That cycle is a standard one for anybody who follows the shaped life of a statist government where the service and attention of that entity takes precedence over individuality. There is no other ending for most of the people in our society—who follow that path. My hope has been to maybe change the lives of a few so that such a miserable existence could be avoided and I use the skills I have in all their capacity to perform that task. The kids who made that video have no other path in their life but the one described above they will live it nearly word for word and there is nothing I or anybody else can do to help them. They are simply too far gone. Even in comedy, much about reality is revealed.

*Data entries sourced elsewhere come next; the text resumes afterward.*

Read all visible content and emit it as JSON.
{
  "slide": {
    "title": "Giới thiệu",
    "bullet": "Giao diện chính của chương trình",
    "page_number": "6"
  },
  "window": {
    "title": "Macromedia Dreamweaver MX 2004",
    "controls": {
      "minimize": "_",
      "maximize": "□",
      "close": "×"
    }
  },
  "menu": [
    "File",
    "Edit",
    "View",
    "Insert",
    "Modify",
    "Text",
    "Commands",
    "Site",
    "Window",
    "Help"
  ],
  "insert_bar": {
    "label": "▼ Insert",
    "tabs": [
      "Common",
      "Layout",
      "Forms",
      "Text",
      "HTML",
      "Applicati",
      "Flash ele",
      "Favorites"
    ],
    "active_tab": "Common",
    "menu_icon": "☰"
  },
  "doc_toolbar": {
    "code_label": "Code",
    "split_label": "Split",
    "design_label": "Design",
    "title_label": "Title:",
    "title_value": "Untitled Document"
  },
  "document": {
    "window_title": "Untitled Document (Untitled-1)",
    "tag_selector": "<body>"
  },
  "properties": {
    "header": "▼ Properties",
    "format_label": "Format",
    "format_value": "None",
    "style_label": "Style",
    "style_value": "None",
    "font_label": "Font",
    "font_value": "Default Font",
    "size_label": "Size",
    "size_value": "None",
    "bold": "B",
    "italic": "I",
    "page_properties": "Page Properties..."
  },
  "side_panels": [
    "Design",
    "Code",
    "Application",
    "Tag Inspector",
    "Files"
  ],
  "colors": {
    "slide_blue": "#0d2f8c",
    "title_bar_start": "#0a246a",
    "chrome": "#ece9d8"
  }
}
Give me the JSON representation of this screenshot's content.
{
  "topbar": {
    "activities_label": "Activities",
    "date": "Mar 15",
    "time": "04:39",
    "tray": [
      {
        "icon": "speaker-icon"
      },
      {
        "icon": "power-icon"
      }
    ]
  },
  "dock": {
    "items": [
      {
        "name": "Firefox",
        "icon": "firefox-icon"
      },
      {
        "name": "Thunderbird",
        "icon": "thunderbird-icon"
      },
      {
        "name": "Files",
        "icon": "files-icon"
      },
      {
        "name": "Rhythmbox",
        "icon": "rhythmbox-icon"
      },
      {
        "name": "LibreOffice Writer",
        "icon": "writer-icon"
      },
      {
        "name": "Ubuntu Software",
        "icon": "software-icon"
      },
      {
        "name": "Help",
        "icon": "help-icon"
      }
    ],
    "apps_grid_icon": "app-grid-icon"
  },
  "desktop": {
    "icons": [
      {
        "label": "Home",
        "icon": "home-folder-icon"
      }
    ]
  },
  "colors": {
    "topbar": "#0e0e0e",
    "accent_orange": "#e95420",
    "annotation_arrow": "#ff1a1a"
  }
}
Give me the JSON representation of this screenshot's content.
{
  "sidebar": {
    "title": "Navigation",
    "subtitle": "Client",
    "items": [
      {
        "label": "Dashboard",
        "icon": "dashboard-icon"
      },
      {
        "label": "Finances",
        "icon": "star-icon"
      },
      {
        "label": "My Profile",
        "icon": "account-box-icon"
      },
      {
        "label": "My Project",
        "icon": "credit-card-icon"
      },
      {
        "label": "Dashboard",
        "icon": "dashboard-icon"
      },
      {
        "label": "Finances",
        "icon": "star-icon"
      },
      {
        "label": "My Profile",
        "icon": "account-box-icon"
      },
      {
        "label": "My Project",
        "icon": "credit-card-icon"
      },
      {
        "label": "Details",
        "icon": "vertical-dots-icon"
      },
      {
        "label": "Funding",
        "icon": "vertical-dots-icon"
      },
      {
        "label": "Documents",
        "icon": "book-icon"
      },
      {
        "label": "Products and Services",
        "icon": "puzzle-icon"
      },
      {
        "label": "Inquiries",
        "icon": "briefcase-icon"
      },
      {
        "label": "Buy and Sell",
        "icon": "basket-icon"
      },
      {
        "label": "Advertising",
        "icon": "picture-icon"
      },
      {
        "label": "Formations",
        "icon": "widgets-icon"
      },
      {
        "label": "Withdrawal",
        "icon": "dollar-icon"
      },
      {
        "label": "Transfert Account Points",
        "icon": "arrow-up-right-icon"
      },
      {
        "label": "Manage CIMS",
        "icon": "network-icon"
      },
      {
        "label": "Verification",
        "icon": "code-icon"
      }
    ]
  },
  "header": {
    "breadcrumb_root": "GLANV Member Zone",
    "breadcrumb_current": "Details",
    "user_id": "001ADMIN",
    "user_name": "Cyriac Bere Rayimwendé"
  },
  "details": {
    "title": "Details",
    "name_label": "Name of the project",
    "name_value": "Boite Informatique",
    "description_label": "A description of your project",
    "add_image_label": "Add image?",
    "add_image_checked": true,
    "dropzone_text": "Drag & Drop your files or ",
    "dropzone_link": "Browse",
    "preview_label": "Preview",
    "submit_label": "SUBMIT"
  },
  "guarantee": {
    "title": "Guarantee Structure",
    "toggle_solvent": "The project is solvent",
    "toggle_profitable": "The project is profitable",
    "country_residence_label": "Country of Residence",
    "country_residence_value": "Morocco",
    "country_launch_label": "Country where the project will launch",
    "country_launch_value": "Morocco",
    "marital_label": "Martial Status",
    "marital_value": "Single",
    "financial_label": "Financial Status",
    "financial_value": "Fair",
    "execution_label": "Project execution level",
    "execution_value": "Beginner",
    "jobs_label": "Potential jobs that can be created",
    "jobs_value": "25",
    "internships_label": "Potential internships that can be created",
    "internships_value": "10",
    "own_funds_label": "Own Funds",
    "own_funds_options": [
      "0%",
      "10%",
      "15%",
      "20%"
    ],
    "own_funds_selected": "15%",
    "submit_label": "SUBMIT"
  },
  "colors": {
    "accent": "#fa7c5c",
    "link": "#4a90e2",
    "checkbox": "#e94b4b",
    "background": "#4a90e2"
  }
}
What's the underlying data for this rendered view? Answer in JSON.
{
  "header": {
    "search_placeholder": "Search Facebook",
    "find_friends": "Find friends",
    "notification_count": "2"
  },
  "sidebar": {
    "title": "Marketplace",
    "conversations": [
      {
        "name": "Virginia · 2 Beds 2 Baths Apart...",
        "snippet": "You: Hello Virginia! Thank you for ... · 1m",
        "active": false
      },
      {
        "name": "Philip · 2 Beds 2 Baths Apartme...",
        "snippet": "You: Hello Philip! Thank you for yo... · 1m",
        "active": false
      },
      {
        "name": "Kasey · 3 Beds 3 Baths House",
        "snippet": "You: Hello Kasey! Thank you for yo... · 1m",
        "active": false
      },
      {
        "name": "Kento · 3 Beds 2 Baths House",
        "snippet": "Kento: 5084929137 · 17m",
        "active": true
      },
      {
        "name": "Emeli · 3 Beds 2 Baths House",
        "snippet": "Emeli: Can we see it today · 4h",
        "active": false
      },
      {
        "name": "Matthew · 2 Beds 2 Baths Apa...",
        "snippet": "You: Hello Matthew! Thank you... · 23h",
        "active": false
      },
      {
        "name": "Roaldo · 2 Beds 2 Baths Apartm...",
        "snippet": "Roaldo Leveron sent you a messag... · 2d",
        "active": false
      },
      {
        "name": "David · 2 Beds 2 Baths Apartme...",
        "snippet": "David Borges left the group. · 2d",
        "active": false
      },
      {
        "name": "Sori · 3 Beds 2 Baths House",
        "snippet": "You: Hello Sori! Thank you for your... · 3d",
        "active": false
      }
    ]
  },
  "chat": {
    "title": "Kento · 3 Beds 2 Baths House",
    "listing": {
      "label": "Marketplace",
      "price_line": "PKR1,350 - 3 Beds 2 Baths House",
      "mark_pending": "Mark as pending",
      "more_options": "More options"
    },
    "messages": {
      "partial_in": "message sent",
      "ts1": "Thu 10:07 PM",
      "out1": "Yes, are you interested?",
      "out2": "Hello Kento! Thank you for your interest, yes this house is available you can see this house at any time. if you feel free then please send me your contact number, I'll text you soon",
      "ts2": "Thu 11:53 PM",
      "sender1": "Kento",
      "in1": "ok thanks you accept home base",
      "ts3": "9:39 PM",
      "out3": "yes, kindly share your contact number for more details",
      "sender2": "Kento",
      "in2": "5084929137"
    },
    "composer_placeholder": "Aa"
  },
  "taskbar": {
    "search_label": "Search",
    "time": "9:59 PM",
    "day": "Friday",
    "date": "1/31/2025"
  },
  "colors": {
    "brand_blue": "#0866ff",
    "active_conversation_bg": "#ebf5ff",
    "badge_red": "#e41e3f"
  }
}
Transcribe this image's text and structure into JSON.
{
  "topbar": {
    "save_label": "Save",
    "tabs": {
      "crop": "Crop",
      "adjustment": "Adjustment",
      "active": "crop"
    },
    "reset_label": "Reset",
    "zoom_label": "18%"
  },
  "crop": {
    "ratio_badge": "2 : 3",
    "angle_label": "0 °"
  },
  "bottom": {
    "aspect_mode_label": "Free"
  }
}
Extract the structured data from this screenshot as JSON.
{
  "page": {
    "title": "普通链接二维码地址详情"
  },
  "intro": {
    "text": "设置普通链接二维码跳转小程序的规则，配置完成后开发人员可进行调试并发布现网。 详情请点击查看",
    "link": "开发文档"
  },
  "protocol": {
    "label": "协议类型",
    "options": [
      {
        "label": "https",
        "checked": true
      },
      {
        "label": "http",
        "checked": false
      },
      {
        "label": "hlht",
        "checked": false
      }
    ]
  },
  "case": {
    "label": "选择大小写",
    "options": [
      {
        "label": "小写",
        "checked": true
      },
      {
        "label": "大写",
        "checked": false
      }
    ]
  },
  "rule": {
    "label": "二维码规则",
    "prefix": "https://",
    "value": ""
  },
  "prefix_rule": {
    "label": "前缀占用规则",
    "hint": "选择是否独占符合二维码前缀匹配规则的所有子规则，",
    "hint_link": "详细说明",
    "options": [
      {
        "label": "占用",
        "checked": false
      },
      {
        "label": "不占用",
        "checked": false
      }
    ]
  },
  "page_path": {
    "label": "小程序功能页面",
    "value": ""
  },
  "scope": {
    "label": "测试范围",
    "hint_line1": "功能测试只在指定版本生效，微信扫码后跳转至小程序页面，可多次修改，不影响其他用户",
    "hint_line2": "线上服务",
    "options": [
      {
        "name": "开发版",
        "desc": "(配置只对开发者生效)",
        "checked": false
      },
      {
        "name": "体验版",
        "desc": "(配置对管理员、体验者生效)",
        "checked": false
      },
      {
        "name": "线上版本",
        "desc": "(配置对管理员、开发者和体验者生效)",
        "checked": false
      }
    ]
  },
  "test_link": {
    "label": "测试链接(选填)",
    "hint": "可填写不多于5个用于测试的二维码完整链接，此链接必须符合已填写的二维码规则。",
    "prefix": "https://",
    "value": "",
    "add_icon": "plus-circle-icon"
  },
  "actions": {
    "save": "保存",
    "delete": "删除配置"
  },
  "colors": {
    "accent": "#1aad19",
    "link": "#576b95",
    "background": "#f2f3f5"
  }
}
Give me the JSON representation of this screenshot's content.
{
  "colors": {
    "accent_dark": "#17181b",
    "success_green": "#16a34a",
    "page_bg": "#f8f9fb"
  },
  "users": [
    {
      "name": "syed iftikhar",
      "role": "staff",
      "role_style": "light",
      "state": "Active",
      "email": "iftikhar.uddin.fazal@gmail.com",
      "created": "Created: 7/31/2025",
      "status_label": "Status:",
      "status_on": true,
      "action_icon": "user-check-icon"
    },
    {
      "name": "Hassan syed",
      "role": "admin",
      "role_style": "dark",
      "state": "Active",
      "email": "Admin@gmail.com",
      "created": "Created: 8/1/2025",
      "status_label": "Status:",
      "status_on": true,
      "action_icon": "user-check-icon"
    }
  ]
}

Nothing is just a joke—everything has a cost associated with it—and you can’t cheat life without cheating yourself in some fashion.
Recently I told a bit of the story of the movie Bronco Billy by Clint Eastwood and for me, it taught me early on that people only get one chance to live their unique life the way they see fit. That choice may run counter to the culture of society—but the goal is to be authentic to your individuality—and to not yield to the social pressure of conformity. I made my choice long ago to live an authentically personal life in spite of the social pressures to serve a bind system led by sightless bureaucrats. I have lent my support to many causes of the day in real life, a spokesman against taxes, Tea Party groups, talk radio, business, and countless other endeavors—but I have never stopped being who I uniquely am even as those movements have ebbed and flowed. And it always comes back around to the term “Justice Comes from the Crack of a Whip” from The Symposium of Justice. In that novel the justice that most of us seek does not come from the laws of politicians, it comes from our own personal authenticity and those destinations can only be found by living life honestly even when the currents of civilization seem opposed to the task. To be the last living things left on a receding beach, you have to stand against the current because then and only then—will you discover what was always hidden from view. I communicated what I saw in my novel but felt I needed to dig deeper and to do that—it required real physical action instead of just observation to discover the concealment that holds many of life’s real answers. And a tool for getting at those answers can be obtained with a bullwhip if you know how to use them. A mask isn’t required.
Even though those kids thought they were making a satire of Kick-Ass at my expense, they obviously missed the point of the movie. But that doesn’t surprise me. It won’t hit them for another 25 years but eventually they will look at how they saw the world now and regret it. They’ll also learn that they were woefully wrong—America does need such a hero and that even though they changed the title to avoid direct slander “The Crack of Justice” the proper way to always frame the situation is that “JUSTICE COMES WITH THE CRACK OF A WHIP”—because it does.